The curve C shown in Figure 3 has parametric equations $x = t^3 - 8t, \ y = t^2$ where t is a parameter - Edexcel - A-Level Maths Pure - Question 2 - 2008 - Paper 7

First, we need to find the gradient of the tangent line at point A. The derivatives are:

• For x: $\frac{dx}{dt} = 3t^2 - 8$
• For y: $\frac{dy}{dt} = 2t$

At t = -1:

• $\frac{dx}{dt} = 3(-1)^2 - 8 = 3 - 8 = -5$
• $\frac{dy}{dt} = 2(-1) = -2$

The gradient m(T) is:

$m(T) = \frac{\frac{dy}{dt}}{\frac{dx}{dt}} = \frac{-2}{-5} = \frac{2}{5}$

Using point-slope form, the equation of the tangent line l at point A (7, 1) is:

$y - 1 = \frac{2}{5}(x - 7)$

This simplifies to:

$y - 1 = \frac{2}{5}x - \frac{14}{5}$ $5y - 5 = 2x - 14$ $2x - 5y - 9 = 0$

Thus, the equation of line l is confirmed as $2x - 5y - 9 = 0$.

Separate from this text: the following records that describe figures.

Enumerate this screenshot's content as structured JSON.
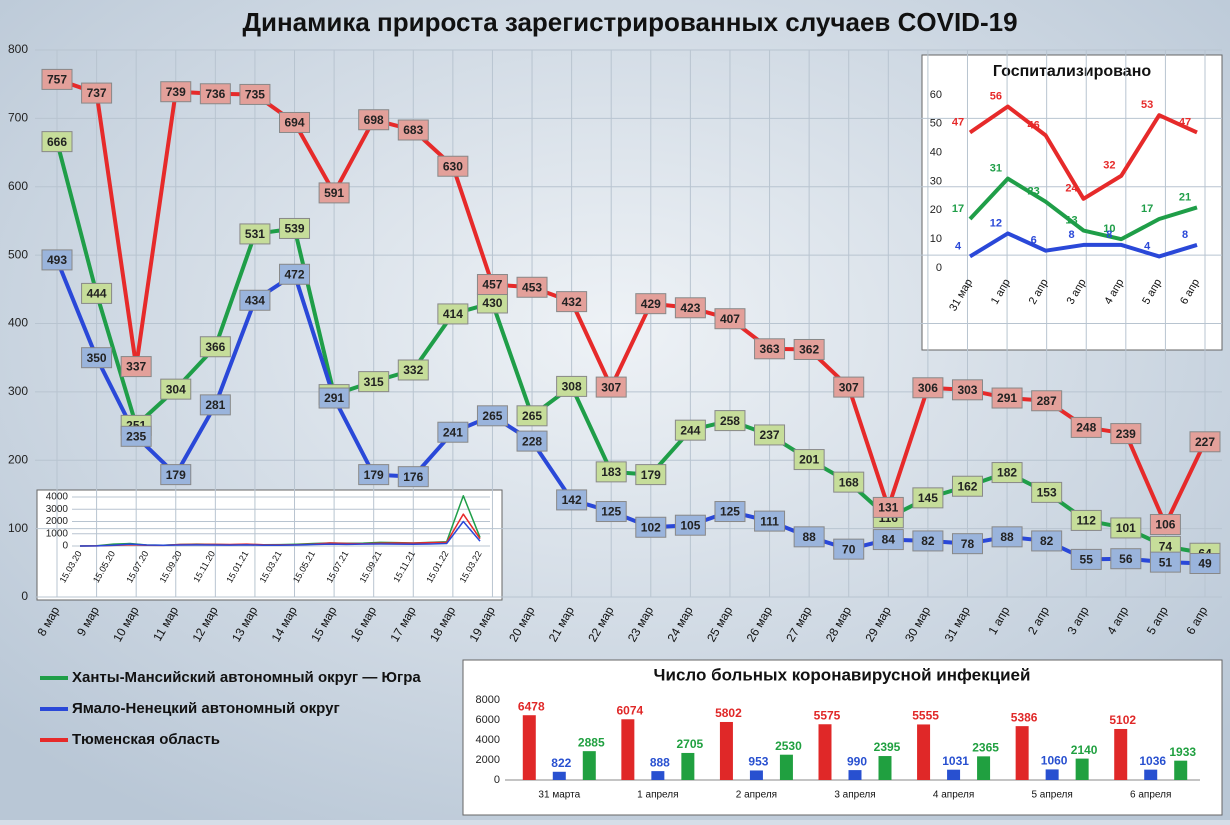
{
  "chart_data": [
    {
      "type": "line",
      "title": "Динамика прироста зарегистрированных случаев COVID-19",
      "categories": [
        "8 мар",
        "9 мар",
        "10 мар",
        "11 мар",
        "12 мар",
        "13 мар",
        "14 мар",
        "15 мар",
        "16 мар",
        "17 мар",
        "18 мар",
        "19 мар",
        "20 мар",
        "21 мар",
        "22 мар",
        "23 мар",
        "24 мар",
        "25 мар",
        "26 мар",
        "27 мар",
        "28 мар",
        "29 мар",
        "30 мар",
        "31 мар",
        "1 апр",
        "2 апр",
        "3 апр",
        "4 апр",
        "5 апр",
        "6 апр"
      ],
      "series": [
        {
          "name": "Ханты-Мансийский автономный округ — Югра",
          "color": "#1f9e48",
          "values": [
            666,
            444,
            251,
            304,
            366,
            531,
            539,
            296,
            315,
            332,
            414,
            430,
            265,
            308,
            183,
            179,
            244,
            258,
            237,
            201,
            168,
            116,
            145,
            162,
            182,
            153,
            112,
            101,
            74,
            64
          ]
        },
        {
          "name": "Ямало-Ненецкий автономный округ",
          "color": "#2a48d8",
          "values": [
            493,
            350,
            235,
            179,
            281,
            434,
            472,
            291,
            179,
            176,
            241,
            265,
            228,
            142,
            125,
            102,
            105,
            125,
            111,
            88,
            70,
            84,
            82,
            78,
            88,
            82,
            55,
            56,
            51,
            49
          ]
        },
        {
          "name": "Тюменская область",
          "color": "#e62a2a",
          "values": [
            757,
            737,
            337,
            739,
            736,
            735,
            694,
            591,
            698,
            683,
            630,
            457,
            453,
            432,
            307,
            429,
            423,
            407,
            363,
            362,
            307,
            131,
            306,
            303,
            291,
            287,
            248,
            239,
            106,
            227
          ]
        }
      ],
      "ylim": [
        0,
        800
      ],
      "yticks": [
        0,
        100,
        200,
        300,
        400,
        500,
        600,
        700,
        800
      ],
      "grid": true
    },
    {
      "type": "line",
      "title": "Госпитализировано",
      "categories": [
        "31 мар",
        "1 апр",
        "2 апр",
        "3 апр",
        "4 апр",
        "5 апр",
        "6 апр"
      ],
      "series": [
        {
          "color": "#e62a2a",
          "values": [
            47,
            56,
            46,
            24,
            32,
            53,
            47
          ]
        },
        {
          "color": "#1f9e48",
          "values": [
            17,
            31,
            23,
            13,
            10,
            17,
            21
          ]
        },
        {
          "color": "#2a48d8",
          "values": [
            4,
            12,
            6,
            8,
            8,
            4,
            8
          ]
        }
      ],
      "ylim": [
        0,
        60
      ],
      "yticks": [
        0,
        10,
        20,
        30,
        40,
        50,
        60
      ],
      "grid": false
    },
    {
      "type": "bar",
      "title": "Число больных коронавирусной  инфекцией",
      "categories": [
        "31 марта",
        "1 апреля",
        "2 апреля",
        "3 апреля",
        "4 апреля",
        "5 апреля",
        "6 апреля"
      ],
      "series": [
        {
          "color": "#e02828",
          "values": [
            6478,
            6074,
            5802,
            5575,
            5555,
            5386,
            5102
          ]
        },
        {
          "color": "#2850d0",
          "values": [
            822,
            888,
            953,
            990,
            1031,
            1060,
            1036
          ]
        },
        {
          "color": "#20a040",
          "values": [
            2885,
            2705,
            2530,
            2395,
            2365,
            2140,
            1933
          ]
        }
      ],
      "ylim": [
        0,
        8000
      ],
      "yticks": [
        0,
        2000,
        4000,
        6000,
        8000
      ],
      "grid": false
    },
    {
      "type": "line",
      "categories": [
        "15.03.20",
        null,
        "15.05.20",
        null,
        "15.07.20",
        null,
        "15.09.20",
        null,
        "15.11.20",
        null,
        "15.01.21",
        null,
        "15.03.21",
        null,
        "15.05.21",
        null,
        "15.07.21",
        null,
        "15.09.21",
        null,
        "15.11.21",
        null,
        "15.01.22",
        null,
        "15.03.22"
      ],
      "series": [
        {
          "color": "#1f9e48",
          "values": [
            0,
            20,
            150,
            200,
            80,
            60,
            120,
            150,
            130,
            100,
            130,
            100,
            110,
            140,
            200,
            250,
            220,
            230,
            300,
            280,
            250,
            300,
            350,
            4100,
            700
          ]
        },
        {
          "color": "#e62a2a",
          "values": [
            0,
            10,
            50,
            100,
            60,
            50,
            120,
            130,
            130,
            120,
            150,
            100,
            90,
            100,
            150,
            250,
            200,
            180,
            220,
            250,
            230,
            280,
            300,
            2600,
            600
          ]
        },
        {
          "color": "#2a48d8",
          "values": [
            0,
            10,
            60,
            150,
            80,
            60,
            80,
            90,
            80,
            70,
            90,
            60,
            60,
            80,
            120,
            150,
            130,
            150,
            160,
            150,
            140,
            160,
            200,
            2000,
            400
          ]
        }
      ],
      "ylim": [
        0,
        4000
      ],
      "yticks": [
        0,
        1000,
        2000,
        3000,
        4000
      ],
      "grid": true
    }
  ]
}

To find the coordinates of point B, we need to substitute the parametric equations into the equation of line l:

1. Substitute $x$ and $y$: $y = \frac{2}{5}x + \frac{9}{5}$

2. Now plug in the parametric equations: $y = t^2$ $x = t^3 - 8t$

We equate $y$ from both equations: $t^2 = \frac{2}{5}(t^3 - 8t) + \frac{9}{5}$ Multiply through by 5 to eliminate the fraction: $5t^2 = 2(t^3 - 8t) + 9$ So: $5t^2 = 2t^3 - 16t + 9$ Rearranging gives: $2t^3 - 5t^2 - 16t + 9 = 0$

3. By synthetic division or other methods, find the roots. One of the roots is t = 3.

4. Substitute t = 3 into the parametric equations: $x = 3^3 - 8(3) = 27 - 24 = 3$ $y = 3^2 = 9$

Thus, the coordinates of point B are (3, 9).